不溶性食物繊維の摂りすぎは便秘解消に逆効果になる?

●食物繊維には二種類ある
一口に食物繊維と言っても、二種類の食物繊維に分類されます。
“水溶性食物繊維”と、“不溶性食物繊維”です。
水溶性食物繊維は、読んで字のごとく水に溶けやすい食物繊維のこと。
不溶性食物繊維は、水に溶けにくい食物繊維の事を表します。

●水溶性と不溶性、一体何が違うの?
この二つの食物繊維、一体何が違うのかざっと説明すると、

・水溶性食物繊維
水溶性食物繊維は、便を柔らかくし、排出しやすい状態にする効果があります。
ですが大量に摂取すると、便の水分が増えすぎて下痢になってしまうことも

・不溶性食物繊維
便の量を増やし、腸壁を刺激する効果があります。
ですが大量に摂取すると、便が固くなりやすくなり、便秘になりやすくなってしまいます。

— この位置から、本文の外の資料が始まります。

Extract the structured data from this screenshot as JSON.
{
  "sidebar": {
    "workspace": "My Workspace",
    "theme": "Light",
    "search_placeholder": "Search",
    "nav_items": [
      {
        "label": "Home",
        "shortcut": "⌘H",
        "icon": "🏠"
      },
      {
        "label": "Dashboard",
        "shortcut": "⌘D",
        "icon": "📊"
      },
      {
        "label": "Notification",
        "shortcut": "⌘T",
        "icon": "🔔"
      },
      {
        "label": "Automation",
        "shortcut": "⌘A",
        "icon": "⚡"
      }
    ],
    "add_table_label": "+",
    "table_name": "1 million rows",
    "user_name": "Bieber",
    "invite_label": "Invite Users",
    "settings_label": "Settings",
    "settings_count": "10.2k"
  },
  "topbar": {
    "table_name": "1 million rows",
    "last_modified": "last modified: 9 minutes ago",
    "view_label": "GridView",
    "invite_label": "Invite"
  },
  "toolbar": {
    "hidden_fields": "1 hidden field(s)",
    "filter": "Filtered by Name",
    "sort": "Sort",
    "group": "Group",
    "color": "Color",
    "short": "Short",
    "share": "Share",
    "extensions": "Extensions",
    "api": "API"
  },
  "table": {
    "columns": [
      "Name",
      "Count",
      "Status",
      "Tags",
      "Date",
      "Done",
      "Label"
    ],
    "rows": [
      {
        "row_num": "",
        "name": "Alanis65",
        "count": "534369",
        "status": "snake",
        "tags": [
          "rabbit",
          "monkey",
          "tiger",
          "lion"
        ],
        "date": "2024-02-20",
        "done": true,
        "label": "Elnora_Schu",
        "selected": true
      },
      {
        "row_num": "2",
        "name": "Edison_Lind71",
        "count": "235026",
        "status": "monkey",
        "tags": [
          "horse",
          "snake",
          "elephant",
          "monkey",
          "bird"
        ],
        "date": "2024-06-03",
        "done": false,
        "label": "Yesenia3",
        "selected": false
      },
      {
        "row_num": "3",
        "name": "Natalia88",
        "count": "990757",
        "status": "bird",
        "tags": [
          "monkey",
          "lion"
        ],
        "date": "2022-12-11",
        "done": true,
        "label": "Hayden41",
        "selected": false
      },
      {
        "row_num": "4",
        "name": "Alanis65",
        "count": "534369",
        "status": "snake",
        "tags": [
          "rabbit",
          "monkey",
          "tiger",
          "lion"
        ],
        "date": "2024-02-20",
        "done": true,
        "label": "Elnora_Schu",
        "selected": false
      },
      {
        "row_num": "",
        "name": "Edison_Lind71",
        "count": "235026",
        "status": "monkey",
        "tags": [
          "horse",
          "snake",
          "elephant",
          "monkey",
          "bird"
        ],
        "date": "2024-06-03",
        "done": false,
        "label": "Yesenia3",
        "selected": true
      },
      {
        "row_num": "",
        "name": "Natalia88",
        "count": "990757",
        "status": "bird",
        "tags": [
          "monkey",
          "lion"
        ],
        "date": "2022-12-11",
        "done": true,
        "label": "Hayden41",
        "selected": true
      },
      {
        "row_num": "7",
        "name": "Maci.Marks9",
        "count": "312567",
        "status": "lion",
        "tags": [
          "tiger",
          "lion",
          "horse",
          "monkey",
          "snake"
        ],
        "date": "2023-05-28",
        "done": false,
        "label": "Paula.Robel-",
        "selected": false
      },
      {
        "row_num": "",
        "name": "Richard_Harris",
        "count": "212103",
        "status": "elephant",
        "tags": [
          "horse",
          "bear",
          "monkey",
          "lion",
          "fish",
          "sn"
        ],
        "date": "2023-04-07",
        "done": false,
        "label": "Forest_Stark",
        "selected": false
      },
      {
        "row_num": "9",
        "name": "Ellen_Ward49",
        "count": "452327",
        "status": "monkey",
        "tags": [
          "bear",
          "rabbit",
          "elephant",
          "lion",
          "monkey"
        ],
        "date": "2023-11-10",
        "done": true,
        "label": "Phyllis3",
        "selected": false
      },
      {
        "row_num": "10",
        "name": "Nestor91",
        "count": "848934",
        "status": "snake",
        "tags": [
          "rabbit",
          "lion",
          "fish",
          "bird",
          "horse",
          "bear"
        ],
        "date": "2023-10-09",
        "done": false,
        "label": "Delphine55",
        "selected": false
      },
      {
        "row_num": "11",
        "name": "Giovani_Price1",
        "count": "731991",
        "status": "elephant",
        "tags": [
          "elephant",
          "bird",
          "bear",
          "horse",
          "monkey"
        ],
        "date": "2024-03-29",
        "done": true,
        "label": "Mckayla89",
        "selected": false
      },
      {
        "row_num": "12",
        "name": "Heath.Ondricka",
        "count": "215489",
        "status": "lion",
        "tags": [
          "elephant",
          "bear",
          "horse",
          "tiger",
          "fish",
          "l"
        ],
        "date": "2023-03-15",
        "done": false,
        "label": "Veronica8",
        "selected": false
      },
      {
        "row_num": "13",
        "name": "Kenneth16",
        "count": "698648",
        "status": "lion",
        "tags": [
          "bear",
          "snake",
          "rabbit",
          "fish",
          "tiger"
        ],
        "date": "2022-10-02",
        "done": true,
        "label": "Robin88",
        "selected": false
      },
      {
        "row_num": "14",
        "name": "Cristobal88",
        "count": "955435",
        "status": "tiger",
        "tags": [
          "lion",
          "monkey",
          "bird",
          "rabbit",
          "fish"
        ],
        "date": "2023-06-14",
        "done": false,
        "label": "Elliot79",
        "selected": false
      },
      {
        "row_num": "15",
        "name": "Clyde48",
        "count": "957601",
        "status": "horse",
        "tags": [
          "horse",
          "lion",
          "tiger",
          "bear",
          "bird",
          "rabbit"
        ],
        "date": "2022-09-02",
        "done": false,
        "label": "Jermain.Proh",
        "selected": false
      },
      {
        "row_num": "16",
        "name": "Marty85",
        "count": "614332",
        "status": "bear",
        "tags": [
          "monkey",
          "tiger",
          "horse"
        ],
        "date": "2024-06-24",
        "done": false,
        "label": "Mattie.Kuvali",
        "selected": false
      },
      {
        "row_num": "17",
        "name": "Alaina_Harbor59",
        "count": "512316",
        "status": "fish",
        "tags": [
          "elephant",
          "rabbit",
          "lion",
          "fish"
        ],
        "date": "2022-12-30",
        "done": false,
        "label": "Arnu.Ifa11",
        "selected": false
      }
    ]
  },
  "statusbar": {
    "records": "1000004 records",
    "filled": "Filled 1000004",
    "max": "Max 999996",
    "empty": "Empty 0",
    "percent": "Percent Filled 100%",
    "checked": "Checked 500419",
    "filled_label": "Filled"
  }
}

このように、同じ食物繊維でもこれだけの違いがあるのです。
不溶性食物繊維も健康維持のためには必要な成分ですが…
不溶性食物繊維のみを大量に摂取してしまうと、便が固くなり、便秘解消どころか便秘になってしまうことがあります。

●不溶性食物繊維は取らない方が良い?
不溶性食物繊維は摂らない方が良いかというと、一概にそうとは言えません。
不溶性食物繊維は腸を刺激し、排便を促す効果があるからです。
また、便の量を増やし体内の不必要なものの排出を促すため、デトックス効果が高いでしょう。
大切なのは、水溶性食物繊維と不溶性食物繊維を摂取するバランス。
理想のバランスは、水溶性:不溶性=1:2と言われています。
また、便秘に現在悩まされているという方は、一度水溶性食物繊維(りんご等のフルーツ、海藻)を多く摂ってみましょう。
水溶性を摂取することで、便が柔らかくなり、体内の固まった便を排出しやすくなります。

●不溶性食物繊維はどんな食べ物?
不溶性食物繊維の代表としてあげられるのは、
・とうもろこし
・唐辛子
・大豆などの分厚い皮の穀類
・小麦
これらの食材です。
水溶性食物繊維とバランスよく摂取することで、便秘解消効果があるでしょう。